# Coffeebeanshop postage offer



## Big Tony (Dec 18, 2012)

Just thought I'd let everyone know that coffee bean shop are doing a flat rate postage of £2.50 +vat on all orders over the next couple of weeks.

If you couple that with their promo coffee offer of 4x250g bags for £15.99, you get 4 fresh bags of coffee delivered to your door for less then £20!

Promo coffee here

http://www.coffeebeanshop.co.uk/coffee-promo-bundle-p-1073.html

A bargain in my opinion


----------



## The Systemic Kid (Nov 23, 2012)

Smokey Barn deserve a mention too. Their bags are now 300grm for same price. Postage is £3.00 for orders up to three packs which is great value. Going to give them a go.


----------



## autopilot (Apr 4, 2013)

Smoky barn and coffee bean shop are next on my list. How do they compare?


----------



## 4085 (Nov 23, 2012)

Rave always do free next day on orders above £25


----------



## gmason (Aug 9, 2012)

Received some coffee from Smoky Barn last week and was very impressed with the service. The coffee was roasted that day and outside my door the following morning. Let it rest for a week and now currently drinking their Columbian which is extremely well-rounded and flavourful. A good test case as Columbian is frequently mediocre at best. Will certainly be reordering and will also give Coffee Bean Shop a try.


----------



## Big Tony (Dec 18, 2012)

I've tried HasBean, union roasted, smokey barn and a few supermarket ones... I've enjoyed pretty much everything but always like to try new beans. I think I'll go for the ones that I linked as the price is pretty good for 4 bags


----------



## Godders (Dec 29, 2012)

Coffeebeanshop are my favoured roaster, excellent service in my experience.


----------



## gman147 (Jul 7, 2012)

Union are expensive both in bean and postage.


----------



## Big Tony (Dec 18, 2012)

Well I went for the 4 bags that I posted in the original link and have to say that the early indications are excellent. I got all our bags within 48hrs PLUS a free bag of beans as a taster







very very happy indeed. The bag wasn't full size but I reckon that it is probably 100g. Excellent customer service.


----------



## gmason (Aug 9, 2012)

I placed an online order for the four-bag promo offer yesterday around 3.00 pm and they have just been delivered along with a free taster pack of Peruvian beans. Terrific service in every respect!


----------



## shrink (Nov 12, 2012)

we should compile a list of suppliers where you can get a kilo of coffee for sub £20









extract - original £15 for 1kg and £3.50 postage

Rave - Signature £12.50 for 1kg and £3 (ish) postage

hasbean - careful buying could get you 4x bags and postage for sub £20


----------



## Chris_on_caffeine (Jul 21, 2012)

Problem is, if the market gets driven by who's the cheapest then the quality of your coffee will reduce.


----------



## shrink (Nov 12, 2012)

I think we have to distinguish between cheap and good value. For those of us making coffee at home every day, and not selling those drinks for profit, spending £22-25 a kilo on coffee is pretty hard to swallow. Value has to drive the home user a little, especially when treating coffee as a consumable, like milk, tea or soap powder.


----------



## mike 100 (Jul 15, 2010)

gmason said:


> I placed an online order for the four-bag promo offer yesterday around 3.00 pm and they have just been delivered along with a free taster pack of Peruvian beans. Terrific service in every respect!

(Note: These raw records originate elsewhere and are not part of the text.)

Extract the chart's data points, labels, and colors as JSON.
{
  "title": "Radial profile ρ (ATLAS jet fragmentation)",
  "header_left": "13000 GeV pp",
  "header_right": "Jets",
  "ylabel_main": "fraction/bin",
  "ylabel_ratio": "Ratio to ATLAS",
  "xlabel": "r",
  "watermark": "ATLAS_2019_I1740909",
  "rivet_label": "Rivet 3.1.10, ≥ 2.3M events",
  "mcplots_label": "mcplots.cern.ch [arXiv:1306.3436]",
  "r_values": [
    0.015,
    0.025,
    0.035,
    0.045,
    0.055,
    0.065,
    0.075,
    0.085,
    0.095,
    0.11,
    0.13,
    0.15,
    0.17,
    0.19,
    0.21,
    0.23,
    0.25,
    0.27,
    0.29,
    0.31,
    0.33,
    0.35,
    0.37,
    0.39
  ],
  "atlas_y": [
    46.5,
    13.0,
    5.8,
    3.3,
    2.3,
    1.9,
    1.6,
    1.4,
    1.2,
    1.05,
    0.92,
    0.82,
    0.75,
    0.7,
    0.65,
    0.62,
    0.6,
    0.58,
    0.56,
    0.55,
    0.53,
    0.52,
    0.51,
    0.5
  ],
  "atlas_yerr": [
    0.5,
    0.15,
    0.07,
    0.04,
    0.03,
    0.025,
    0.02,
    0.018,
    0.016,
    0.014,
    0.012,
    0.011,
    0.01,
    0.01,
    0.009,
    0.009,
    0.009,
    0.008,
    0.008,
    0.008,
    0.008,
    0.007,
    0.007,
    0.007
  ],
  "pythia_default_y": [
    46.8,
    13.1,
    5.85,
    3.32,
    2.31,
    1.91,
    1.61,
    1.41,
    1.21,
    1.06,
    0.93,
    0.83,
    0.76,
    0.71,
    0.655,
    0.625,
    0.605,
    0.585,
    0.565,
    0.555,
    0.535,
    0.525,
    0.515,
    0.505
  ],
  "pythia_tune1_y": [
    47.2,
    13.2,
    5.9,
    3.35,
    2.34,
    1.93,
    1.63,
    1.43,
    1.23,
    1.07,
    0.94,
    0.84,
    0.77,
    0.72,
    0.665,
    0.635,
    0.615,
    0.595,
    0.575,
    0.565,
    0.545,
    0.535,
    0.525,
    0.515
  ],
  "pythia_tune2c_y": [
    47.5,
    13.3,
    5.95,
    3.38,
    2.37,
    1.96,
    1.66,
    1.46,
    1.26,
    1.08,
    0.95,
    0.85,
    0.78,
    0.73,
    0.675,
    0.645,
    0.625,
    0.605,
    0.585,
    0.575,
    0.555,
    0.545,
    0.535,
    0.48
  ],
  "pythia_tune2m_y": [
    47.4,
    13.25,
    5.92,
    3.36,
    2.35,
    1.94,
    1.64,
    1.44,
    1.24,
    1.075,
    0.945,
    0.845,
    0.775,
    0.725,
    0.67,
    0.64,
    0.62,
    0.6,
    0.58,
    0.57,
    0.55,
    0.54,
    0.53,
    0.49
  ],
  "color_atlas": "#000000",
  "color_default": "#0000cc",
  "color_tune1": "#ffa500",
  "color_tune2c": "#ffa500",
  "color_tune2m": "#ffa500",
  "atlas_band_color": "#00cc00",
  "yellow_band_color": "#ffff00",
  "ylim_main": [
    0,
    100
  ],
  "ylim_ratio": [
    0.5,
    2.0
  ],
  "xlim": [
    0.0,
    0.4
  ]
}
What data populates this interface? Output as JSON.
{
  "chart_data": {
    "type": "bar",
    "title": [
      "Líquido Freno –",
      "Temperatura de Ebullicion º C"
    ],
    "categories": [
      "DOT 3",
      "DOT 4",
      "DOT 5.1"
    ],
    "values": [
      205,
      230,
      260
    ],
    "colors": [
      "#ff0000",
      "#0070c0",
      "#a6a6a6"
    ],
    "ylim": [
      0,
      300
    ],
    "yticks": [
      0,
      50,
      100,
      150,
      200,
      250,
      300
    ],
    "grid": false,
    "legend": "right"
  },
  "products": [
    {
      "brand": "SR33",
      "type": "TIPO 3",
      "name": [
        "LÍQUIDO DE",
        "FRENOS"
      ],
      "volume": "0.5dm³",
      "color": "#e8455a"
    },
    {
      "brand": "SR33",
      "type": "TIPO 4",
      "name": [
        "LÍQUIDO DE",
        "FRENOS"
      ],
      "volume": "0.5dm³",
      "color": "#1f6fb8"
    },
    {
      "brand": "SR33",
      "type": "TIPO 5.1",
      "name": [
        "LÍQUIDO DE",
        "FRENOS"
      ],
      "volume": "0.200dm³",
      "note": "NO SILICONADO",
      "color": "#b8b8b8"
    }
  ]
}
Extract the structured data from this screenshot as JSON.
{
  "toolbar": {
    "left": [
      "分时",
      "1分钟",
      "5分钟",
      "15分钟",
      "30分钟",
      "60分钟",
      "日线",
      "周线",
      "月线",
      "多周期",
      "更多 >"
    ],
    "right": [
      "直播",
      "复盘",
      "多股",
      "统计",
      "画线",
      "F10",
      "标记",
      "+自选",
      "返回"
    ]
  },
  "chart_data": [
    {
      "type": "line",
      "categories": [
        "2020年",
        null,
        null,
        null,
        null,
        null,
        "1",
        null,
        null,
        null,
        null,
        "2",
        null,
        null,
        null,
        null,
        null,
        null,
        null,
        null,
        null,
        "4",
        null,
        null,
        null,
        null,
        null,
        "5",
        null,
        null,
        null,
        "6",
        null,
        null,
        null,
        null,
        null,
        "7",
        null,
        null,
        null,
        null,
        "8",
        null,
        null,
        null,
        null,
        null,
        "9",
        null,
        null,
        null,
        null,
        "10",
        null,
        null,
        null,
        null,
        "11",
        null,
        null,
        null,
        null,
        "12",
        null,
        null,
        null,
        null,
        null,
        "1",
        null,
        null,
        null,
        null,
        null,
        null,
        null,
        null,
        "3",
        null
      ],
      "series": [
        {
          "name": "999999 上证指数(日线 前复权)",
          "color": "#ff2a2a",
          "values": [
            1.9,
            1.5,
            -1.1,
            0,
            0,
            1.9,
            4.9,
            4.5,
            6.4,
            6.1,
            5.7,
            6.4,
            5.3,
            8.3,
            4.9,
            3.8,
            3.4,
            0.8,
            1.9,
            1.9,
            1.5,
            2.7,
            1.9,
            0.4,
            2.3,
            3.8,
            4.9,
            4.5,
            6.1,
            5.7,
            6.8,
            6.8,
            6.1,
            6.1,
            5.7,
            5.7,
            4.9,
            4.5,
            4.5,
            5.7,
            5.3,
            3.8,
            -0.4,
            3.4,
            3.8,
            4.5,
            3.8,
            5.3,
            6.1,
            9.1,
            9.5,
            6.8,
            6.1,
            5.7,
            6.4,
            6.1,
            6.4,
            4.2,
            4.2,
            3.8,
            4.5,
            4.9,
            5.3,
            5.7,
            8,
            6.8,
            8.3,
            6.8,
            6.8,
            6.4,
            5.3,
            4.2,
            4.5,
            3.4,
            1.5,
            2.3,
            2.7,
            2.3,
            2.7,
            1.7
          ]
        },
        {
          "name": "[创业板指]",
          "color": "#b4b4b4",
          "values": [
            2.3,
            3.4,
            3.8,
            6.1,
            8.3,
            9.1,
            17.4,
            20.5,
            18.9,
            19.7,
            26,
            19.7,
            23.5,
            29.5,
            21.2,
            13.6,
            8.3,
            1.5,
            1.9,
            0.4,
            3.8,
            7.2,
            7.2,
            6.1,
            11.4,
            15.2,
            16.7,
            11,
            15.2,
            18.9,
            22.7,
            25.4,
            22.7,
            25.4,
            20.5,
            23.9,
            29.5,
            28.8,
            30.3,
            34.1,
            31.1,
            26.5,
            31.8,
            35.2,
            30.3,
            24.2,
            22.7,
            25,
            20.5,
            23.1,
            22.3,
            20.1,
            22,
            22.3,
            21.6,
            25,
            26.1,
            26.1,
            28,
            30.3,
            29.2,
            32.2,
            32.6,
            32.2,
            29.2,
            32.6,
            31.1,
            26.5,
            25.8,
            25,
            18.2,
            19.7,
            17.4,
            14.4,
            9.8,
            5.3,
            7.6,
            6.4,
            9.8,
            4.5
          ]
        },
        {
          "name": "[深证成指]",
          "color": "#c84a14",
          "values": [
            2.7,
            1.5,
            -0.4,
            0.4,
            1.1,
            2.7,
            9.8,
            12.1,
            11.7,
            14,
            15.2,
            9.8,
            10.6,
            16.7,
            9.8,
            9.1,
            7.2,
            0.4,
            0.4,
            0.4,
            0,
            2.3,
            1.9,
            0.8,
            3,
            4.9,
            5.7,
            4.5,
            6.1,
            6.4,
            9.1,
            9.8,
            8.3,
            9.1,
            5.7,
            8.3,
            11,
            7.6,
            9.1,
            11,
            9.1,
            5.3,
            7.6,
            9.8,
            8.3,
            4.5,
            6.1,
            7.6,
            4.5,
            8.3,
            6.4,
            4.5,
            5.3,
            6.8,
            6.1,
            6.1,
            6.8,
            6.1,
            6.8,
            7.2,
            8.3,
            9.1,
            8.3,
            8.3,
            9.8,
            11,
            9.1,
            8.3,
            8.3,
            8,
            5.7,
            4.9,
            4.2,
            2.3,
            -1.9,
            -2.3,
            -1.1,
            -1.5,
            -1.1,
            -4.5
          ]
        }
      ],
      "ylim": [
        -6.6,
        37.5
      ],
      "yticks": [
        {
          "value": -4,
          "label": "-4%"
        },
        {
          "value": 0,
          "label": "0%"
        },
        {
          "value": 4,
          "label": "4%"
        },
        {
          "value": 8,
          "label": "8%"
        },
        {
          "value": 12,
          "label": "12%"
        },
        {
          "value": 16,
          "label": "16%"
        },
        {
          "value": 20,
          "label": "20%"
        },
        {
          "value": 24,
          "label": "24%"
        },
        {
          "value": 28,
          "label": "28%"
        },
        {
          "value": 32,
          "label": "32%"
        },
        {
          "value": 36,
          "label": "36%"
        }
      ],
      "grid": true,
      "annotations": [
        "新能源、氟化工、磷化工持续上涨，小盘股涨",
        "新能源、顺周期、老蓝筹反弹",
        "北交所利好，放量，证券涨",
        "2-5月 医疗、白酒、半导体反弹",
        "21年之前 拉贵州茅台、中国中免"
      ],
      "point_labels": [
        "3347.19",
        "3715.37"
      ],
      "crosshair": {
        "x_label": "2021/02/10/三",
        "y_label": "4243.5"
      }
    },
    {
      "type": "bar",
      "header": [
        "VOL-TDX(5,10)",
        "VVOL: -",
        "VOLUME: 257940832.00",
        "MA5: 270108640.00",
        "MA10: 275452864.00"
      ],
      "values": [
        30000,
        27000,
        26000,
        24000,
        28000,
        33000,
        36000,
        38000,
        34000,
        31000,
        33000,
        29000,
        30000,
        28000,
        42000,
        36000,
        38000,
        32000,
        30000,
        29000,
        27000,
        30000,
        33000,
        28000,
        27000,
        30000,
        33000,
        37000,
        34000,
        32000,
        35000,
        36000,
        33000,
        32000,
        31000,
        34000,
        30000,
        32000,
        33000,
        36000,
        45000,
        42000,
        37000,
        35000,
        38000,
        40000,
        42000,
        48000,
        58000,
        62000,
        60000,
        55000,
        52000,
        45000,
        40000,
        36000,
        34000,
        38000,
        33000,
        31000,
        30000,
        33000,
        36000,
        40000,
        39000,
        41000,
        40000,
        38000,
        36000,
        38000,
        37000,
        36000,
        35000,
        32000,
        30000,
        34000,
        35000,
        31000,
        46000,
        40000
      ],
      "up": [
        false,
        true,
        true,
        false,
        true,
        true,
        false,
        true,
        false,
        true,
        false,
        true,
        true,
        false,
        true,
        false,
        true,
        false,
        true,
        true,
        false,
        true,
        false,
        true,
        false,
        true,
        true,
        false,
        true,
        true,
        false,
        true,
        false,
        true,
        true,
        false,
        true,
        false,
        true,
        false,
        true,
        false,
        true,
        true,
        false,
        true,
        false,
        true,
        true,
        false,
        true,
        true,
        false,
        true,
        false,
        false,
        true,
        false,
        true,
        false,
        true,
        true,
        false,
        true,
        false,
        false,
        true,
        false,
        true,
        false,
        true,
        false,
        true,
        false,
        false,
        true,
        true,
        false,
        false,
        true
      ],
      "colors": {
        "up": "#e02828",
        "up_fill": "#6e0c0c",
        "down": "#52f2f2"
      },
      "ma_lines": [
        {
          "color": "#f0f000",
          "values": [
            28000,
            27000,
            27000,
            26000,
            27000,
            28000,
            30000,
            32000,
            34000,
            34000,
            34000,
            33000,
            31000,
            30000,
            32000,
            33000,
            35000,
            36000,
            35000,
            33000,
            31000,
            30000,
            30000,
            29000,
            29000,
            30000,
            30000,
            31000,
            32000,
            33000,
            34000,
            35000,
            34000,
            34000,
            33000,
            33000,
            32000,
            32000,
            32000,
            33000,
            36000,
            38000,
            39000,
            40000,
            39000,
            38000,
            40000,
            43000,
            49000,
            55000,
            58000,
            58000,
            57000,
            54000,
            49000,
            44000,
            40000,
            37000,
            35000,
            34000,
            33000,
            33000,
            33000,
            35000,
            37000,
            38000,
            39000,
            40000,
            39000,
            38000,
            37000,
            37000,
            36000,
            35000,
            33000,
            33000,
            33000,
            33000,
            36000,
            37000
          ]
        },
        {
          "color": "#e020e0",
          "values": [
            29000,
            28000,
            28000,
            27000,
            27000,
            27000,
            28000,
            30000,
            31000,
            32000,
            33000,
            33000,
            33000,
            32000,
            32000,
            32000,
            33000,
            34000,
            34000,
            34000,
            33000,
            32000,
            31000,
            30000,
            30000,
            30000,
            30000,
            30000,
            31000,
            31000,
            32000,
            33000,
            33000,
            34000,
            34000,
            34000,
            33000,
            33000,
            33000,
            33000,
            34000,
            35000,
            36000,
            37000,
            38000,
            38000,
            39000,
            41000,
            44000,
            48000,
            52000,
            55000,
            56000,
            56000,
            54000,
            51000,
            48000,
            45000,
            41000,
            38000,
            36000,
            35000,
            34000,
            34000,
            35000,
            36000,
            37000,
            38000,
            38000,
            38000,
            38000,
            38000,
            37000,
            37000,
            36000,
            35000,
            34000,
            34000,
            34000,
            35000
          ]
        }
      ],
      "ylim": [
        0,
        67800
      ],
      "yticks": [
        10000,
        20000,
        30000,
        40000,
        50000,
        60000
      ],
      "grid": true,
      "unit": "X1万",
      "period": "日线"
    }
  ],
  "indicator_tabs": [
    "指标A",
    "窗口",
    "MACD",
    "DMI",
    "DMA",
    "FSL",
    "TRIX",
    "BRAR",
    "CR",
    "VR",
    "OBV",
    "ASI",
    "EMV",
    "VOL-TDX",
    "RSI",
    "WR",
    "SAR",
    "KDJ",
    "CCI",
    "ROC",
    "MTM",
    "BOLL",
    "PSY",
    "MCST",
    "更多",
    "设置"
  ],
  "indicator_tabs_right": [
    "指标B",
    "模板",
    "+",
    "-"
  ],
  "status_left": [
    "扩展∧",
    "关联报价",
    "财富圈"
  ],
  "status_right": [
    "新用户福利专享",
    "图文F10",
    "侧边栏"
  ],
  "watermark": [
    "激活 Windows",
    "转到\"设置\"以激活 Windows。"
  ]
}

You willl love the Peruvian Yanesha, lovely flavour!


----------



## gman147 (Jul 7, 2012)

The main issue I find is with postage. As I order smaller but more often, I'm getting hit harder by shipping costs. The problem for the domestic user is the fact they don't get through as much coffee as the commercial user. Therefore buying in bulk which is often much cheaper can't be justified where freshness of beans would have to be sacrificed.


----------



## shrink (Nov 12, 2012)

I'm finding that i get through a 250g back every 4 days or so, mostly because for now, i'm working at home.

as a result a 1kg bag would last me about 3 weeks perhaps. Certainly within the timeframe of it being fresh enough. So i'll likely be looking for suppliers that can do me good rates on 1kg bags.


----------



## gmason (Aug 9, 2012)

Likewise. Danger of being on the ceiling by lunchtime! The distraction of all those unopened bags doesn't help.


----------